FETAL TISSUE RESEARCH: Pig Cells May Resolve Controversy
Using brain cells from fetal pigs instead of those from aborted human fetuses may relieve some of the symptoms of Parkinson's disease and could mitigate some of the "ethical problems raised by taking the cells from human sources," according to a study in this week's Neurology. As reported in American Health Line yesterday, researchers at Boston Hospital found that of the 12 patients who received the fetal pig cell transplants, three showed more than a 30% improvement on a test that measures the severity of the disease, and none has developed signs of a retrovirus infection common among pigs (Vergano, USA Today, 3/14). Although fetal tissue transplants have also proven effective, "limited availability of such tissue and ethical concerns have prevented widespread use of the procedure" (Reuters Health, 3/13). "Even if one were not concerned about any moral or ethical considerations, the logistics of getting the total number of cells that are needed for transplantation is quite difficult," study researcher Dr. Samuel Ellias, a Boston University neurologist, said. "The supply of human fetal tissue is highly limited," echoed National Public Radio's David Baron. Researchers are planning to continue the study, with more results possible by this fall (NPR, "Morning Edition," 3/14).

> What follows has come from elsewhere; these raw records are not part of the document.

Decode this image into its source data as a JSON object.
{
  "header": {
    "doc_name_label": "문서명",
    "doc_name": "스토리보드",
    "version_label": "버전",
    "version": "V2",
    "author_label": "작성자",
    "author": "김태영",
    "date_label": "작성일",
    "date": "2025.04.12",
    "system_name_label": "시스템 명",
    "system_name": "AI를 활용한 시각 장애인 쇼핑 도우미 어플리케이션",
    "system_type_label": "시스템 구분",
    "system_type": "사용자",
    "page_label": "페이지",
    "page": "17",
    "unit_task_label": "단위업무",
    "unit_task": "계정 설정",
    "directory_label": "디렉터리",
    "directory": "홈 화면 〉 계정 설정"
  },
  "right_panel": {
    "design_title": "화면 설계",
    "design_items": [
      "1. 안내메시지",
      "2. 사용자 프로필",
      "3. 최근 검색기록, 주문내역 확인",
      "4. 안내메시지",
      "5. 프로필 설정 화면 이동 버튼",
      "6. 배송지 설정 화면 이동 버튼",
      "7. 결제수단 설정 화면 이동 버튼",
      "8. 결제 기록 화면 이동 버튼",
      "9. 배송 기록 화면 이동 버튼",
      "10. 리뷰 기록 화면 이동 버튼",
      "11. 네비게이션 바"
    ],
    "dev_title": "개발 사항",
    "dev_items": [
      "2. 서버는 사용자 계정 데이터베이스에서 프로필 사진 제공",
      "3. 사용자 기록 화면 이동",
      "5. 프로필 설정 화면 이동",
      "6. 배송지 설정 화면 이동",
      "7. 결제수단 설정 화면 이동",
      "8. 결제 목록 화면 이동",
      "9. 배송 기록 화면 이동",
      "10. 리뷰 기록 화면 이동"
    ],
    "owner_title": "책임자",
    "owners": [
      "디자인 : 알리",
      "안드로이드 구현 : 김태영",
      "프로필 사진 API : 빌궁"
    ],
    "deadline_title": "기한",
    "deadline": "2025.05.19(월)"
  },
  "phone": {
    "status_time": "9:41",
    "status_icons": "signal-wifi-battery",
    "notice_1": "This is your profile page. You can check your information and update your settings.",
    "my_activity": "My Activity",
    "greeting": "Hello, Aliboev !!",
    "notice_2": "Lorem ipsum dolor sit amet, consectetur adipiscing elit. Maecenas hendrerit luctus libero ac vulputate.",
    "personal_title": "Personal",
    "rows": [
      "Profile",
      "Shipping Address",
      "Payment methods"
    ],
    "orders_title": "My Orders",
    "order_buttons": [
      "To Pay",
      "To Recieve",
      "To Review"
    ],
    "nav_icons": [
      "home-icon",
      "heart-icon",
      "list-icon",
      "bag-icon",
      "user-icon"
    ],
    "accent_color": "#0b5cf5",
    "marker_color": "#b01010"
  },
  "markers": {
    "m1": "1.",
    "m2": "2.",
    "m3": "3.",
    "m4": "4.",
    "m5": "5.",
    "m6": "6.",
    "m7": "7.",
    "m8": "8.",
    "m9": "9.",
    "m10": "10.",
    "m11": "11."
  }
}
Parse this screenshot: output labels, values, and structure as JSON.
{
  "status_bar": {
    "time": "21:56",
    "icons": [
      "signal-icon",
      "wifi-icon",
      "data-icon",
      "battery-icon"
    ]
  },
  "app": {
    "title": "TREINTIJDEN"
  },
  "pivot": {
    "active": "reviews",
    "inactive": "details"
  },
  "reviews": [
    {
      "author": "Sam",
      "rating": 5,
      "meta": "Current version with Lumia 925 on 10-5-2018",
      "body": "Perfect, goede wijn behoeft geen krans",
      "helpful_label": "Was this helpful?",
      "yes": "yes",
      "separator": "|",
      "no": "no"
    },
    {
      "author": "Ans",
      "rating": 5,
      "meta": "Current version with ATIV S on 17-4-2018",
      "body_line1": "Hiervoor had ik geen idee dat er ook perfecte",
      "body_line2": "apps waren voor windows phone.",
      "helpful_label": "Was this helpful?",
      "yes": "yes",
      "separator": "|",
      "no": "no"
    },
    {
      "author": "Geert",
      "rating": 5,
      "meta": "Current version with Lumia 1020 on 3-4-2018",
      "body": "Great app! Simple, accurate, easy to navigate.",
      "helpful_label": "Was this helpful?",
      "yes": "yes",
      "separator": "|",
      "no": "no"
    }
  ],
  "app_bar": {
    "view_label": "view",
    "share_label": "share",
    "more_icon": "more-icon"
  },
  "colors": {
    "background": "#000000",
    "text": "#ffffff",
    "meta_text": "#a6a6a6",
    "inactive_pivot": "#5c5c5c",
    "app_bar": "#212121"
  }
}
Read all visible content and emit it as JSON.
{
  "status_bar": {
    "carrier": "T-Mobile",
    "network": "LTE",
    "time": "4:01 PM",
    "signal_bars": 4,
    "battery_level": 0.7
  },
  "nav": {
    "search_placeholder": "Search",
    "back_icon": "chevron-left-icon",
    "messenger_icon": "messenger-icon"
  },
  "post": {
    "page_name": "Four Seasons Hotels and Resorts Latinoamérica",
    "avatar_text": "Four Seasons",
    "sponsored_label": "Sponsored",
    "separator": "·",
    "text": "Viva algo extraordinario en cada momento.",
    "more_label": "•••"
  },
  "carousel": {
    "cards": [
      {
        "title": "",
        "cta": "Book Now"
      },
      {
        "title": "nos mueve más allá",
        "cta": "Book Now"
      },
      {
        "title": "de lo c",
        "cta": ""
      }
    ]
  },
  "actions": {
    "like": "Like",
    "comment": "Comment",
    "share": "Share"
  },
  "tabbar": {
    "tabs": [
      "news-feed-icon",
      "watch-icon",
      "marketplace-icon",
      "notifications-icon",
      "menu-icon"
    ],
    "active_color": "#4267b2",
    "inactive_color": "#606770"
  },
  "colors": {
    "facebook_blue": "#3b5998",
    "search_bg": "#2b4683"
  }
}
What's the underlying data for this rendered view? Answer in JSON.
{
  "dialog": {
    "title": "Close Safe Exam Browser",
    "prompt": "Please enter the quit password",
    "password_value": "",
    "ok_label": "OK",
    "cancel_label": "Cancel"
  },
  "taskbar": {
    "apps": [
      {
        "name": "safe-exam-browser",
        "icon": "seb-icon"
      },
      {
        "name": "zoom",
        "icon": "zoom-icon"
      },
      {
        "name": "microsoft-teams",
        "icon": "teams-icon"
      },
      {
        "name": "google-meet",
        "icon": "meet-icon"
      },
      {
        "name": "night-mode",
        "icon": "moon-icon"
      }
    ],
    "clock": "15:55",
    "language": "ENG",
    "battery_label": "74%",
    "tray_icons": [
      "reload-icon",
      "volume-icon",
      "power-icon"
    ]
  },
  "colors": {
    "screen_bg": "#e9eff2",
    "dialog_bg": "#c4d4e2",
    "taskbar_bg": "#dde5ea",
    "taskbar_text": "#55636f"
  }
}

In another pig cell development, scientists at PPL Therapeutics in Blacksburg, Va., yesterday announced that they have successfully cloned five piglets, potentially paving the way for "genetically engineered pigs whose kidneys, hearts, livers and other organs" could be used for transplantation in humans without "fear of rejection," the Washington Times reports. In addition, researchers indicated that cloned pig cells can be used in stem cell research to "take fire from the debate over use of donated human fetuses" for such research. David Ayares, head of research and development at the U.S. division of PPL Therapeutics, said, "This changes the whole dialogue. The use of pig cells provides a parallel strategy ... for researching cell mediated therapies." Although it is too early to draw any conclusions, Tim Leshan of the American Society for Cell Biology agreed that it would be "nice" if the cloned pigs provided an alternative to human fetal cells. PPL Therapeutics partnered with Edinburgh's Roslin Institute to produce the first cloned sheep, Dolly, three years ago (Gribbin, 3/15).